The difficult reality for many credit unions is that the lower yielding fixed-rate assets on the books just don’t perform as well in a 5% post-shock environment, versus a 3% or 4% post-shock environment. Naturally, the results of the IRR analysis may not look as favorable and could cause the credit union to run up against their IRR risk limits. The policy environment being tested is moving higher because the base rate environment is higher, therefore the IRR tests are getting more difficult.
The policy environment being tested is moving higher because the base rate environment is higher, therefore the IRR tests are getting more difficult.
The best thing credit unions can do in this challenging environment is to talk about it and not panic. If the IRR risk limits are becoming more of a concern, view it as a positive. The policy must be doing its job, making sure the institution is not on cruise control in a changing rate environment. As IRR requires more active management, ALCOs can consider a variety of options and perform what-if analysis to address policy concerns.

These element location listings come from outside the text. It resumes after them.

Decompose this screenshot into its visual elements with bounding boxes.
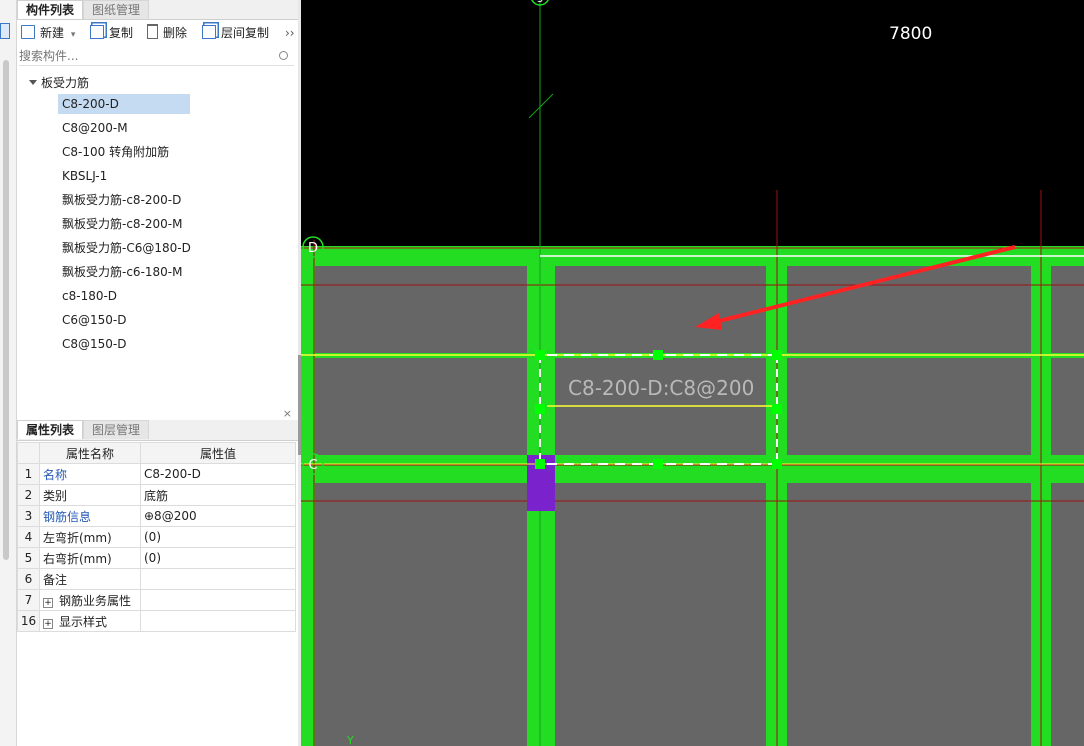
grip-handle[interactable] <box>653 350 663 360</box>
tab-drawing-management[interactable]: 图纸管理 <box>83 0 150 19</box>
slab-panel <box>787 266 1031 353</box>
slab-panel <box>555 266 766 353</box>
component-list-panel: 构件列表 图纸管理 新建 ▾ 复制 删除 层间复制 ›› 板受力筋 C8-200… <box>17 0 299 405</box>
expand-plus-icon[interactable]: + <box>43 618 53 629</box>
tree-item[interactable]: KBSLJ-1 <box>58 166 111 186</box>
search-icon[interactable] <box>279 51 288 60</box>
property-value[interactable]: 底筋 <box>140 484 296 506</box>
property-value[interactable]: (0) <box>140 526 296 548</box>
table-row[interactable]: 3 钢筋信息 ⊕8@200 <box>17 505 296 527</box>
left-sidebar-strip <box>0 0 17 746</box>
tree-item[interactable]: 飘板受力筋-c8-200-M <box>58 214 186 234</box>
tree-group-slab-rebar[interactable]: 板受力筋 <box>29 74 89 92</box>
grip-handle[interactable] <box>772 404 782 414</box>
floor-copy-button[interactable]: 层间复制 <box>202 24 269 42</box>
property-name: 右弯折(mm) <box>39 547 141 569</box>
tree-item[interactable]: C8@150-D <box>58 334 131 354</box>
property-value[interactable]: (0) <box>140 547 296 569</box>
property-name: 左弯折(mm) <box>39 526 141 548</box>
new-dropdown-icon[interactable]: ▾ <box>71 30 76 40</box>
tab-layer-management[interactable]: 图层管理 <box>83 420 150 439</box>
slab-panel <box>315 483 527 746</box>
new-icon <box>21 25 35 39</box>
delete-button[interactable]: 删除 <box>147 24 187 42</box>
property-name: 备注 <box>39 568 141 590</box>
tree-item[interactable]: 飘板受力筋-c8-200-D <box>58 190 185 210</box>
axis-label-c: C <box>308 458 317 473</box>
table-row[interactable]: 4 左弯折(mm) (0) <box>17 526 296 548</box>
slab-panel <box>787 483 1031 746</box>
grip-handle[interactable] <box>535 404 545 414</box>
table-row[interactable]: 1 名称 C8-200-D <box>17 463 296 485</box>
tree-item[interactable]: 飘板受力筋-c6-180-M <box>58 262 186 282</box>
tab-component-list[interactable]: 构件列表 <box>17 0 84 19</box>
slab-panel <box>787 358 1031 455</box>
more-tools-button[interactable]: ›› <box>285 24 295 42</box>
property-name-expandable[interactable]: + 显示样式 <box>39 610 141 632</box>
tree-item[interactable]: 飘板受力筋-C6@180-D <box>58 238 195 258</box>
table-row[interactable]: 7 + 钢筋业务属性 <box>17 589 296 611</box>
copy-icon <box>90 25 104 39</box>
new-button[interactable]: 新建 ▾ <box>21 24 75 42</box>
table-row[interactable]: 16 + 显示样式 <box>17 610 296 632</box>
axis-label-top: 3 <box>537 0 543 5</box>
grip-handle[interactable] <box>535 350 545 360</box>
table-row[interactable]: 5 右弯折(mm) (0) <box>17 547 296 569</box>
slab-panel <box>555 483 766 746</box>
property-value[interactable] <box>140 568 296 590</box>
expand-plus-icon[interactable]: + <box>43 597 53 608</box>
tree-item[interactable]: C8-200-D <box>58 94 190 114</box>
slab-panel <box>315 358 527 455</box>
component-tabs: 构件列表 图纸管理 <box>17 0 298 20</box>
property-table: 属性名称 属性值 1 名称 C8-200-D 2 类别 底筋 3 钢筋信息 ⊕8… <box>17 442 296 632</box>
slab-panel <box>1051 483 1084 746</box>
property-value[interactable]: ⊕8@200 <box>140 505 296 527</box>
axis-label-d: D <box>308 241 318 256</box>
property-name-header: 属性名称 <box>39 442 141 464</box>
tree-item[interactable]: C6@150-D <box>58 310 131 330</box>
property-value[interactable]: C8-200-D <box>140 463 296 485</box>
slab-panel <box>1051 266 1084 353</box>
tree-item[interactable]: c8-180-D <box>58 286 121 306</box>
slab-panel <box>1051 358 1084 455</box>
table-row[interactable]: 6 备注 <box>17 568 296 590</box>
property-tabs: 属性列表 图层管理 <box>17 420 298 441</box>
slab-panel <box>315 266 527 353</box>
cad-drawing: D C 3 Y <box>301 0 1084 746</box>
sidebar-scrollbar[interactable] <box>3 60 9 560</box>
y-axis-label: Y <box>346 734 354 746</box>
floor-copy-icon <box>202 25 216 39</box>
grip-handle[interactable] <box>772 350 782 360</box>
close-icon[interactable]: × <box>283 407 292 420</box>
tab-property-list[interactable]: 属性列表 <box>17 420 84 439</box>
component-toolbar: 新建 ▾ 复制 删除 层间复制 ›› <box>17 21 298 45</box>
tree-item[interactable]: C8-100 转角附加筋 <box>58 142 173 162</box>
grip-handle[interactable] <box>535 459 545 469</box>
collapse-triangle-icon[interactable] <box>29 80 37 85</box>
cad-canvas[interactable]: D C 3 Y 7800 C8-200-D:C8@200 <box>301 0 1084 746</box>
property-header-row: 属性名称 属性值 <box>17 442 296 464</box>
tree-item[interactable]: C8@200-M <box>58 118 132 138</box>
property-name: 钢筋信息 <box>39 505 141 527</box>
copy-button[interactable]: 复制 <box>90 24 133 42</box>
trash-icon <box>147 24 158 39</box>
property-name-expandable[interactable]: + 钢筋业务属性 <box>39 589 141 611</box>
property-panel: × 属性列表 图层管理 属性名称 属性值 1 名称 C8-200-D 2 类别 … <box>17 406 299 746</box>
dimension-label: 7800 <box>889 24 933 44</box>
property-value <box>140 589 296 611</box>
rebar-annotation: C8-200-D:C8@200 <box>568 376 755 400</box>
grip-handle[interactable] <box>653 459 663 469</box>
property-name: 类别 <box>39 484 141 506</box>
property-name: 名称 <box>39 463 141 485</box>
property-value-header: 属性值 <box>140 442 296 464</box>
component-search <box>19 47 294 66</box>
dimension-tick <box>528 93 554 119</box>
sidebar-toggle-icon[interactable] <box>0 23 10 39</box>
component-search-input[interactable] <box>19 47 269 65</box>
grip-handle[interactable] <box>772 459 782 469</box>
property-value <box>140 610 296 632</box>
table-row[interactable]: 2 类别 底筋 <box>17 484 296 506</box>
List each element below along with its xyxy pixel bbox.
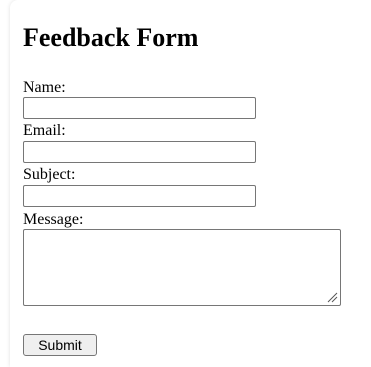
page: Feedback Form Name: Email: Subject: Mess…	[0, 0, 371, 367]
name-label: Name:	[23, 79, 66, 96]
email-label: Email:	[23, 122, 66, 139]
email-input[interactable]	[23, 141, 256, 163]
subject-label: Subject:	[23, 166, 76, 183]
message-label: Message:	[23, 211, 84, 228]
submit-button[interactable]: Submit	[23, 334, 97, 356]
name-input[interactable]	[23, 97, 256, 119]
form-title: Feedback Form	[23, 23, 199, 52]
message-textarea[interactable]	[23, 229, 341, 306]
subject-input[interactable]	[23, 185, 256, 207]
resize-grip-icon[interactable]	[326, 291, 338, 303]
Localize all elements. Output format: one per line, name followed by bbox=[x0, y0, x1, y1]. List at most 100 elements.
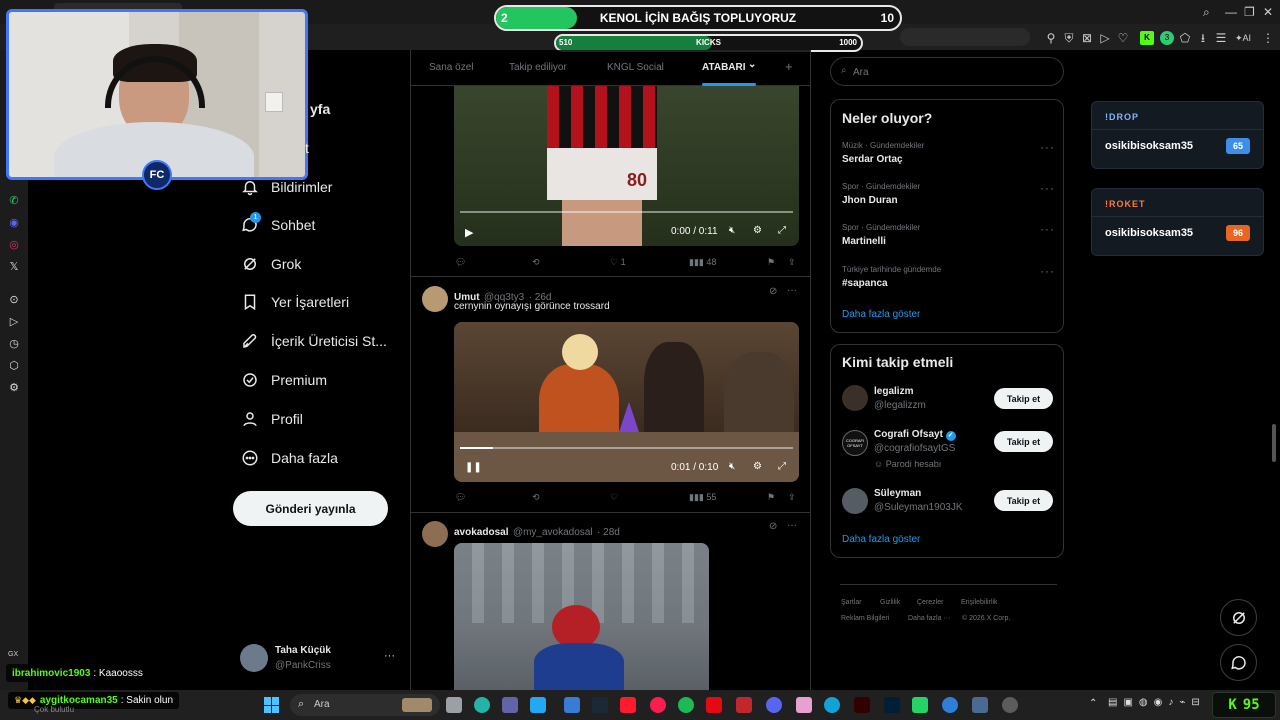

While every forecast has the ability to be wrong, the Federal Reserve Bank projects that the Federal Funds target rate could be 3% in 2019. You might already be doing the math and yes, that would take a 300 bp increase to a 6% short-term rate environment.
If you are concerned that interest rates will continue to increase, then it can be helpful to see an early warning of risks in the higher rate environments, before current rates move again. This advanced view is a big plus as it provides decision-makers more time to think and plan should rates continue to increase.
This early warning can help decision-makers understand, in advance, if there is significant risk in the higher environments and balance that with the reality that rates could stay the same or go down.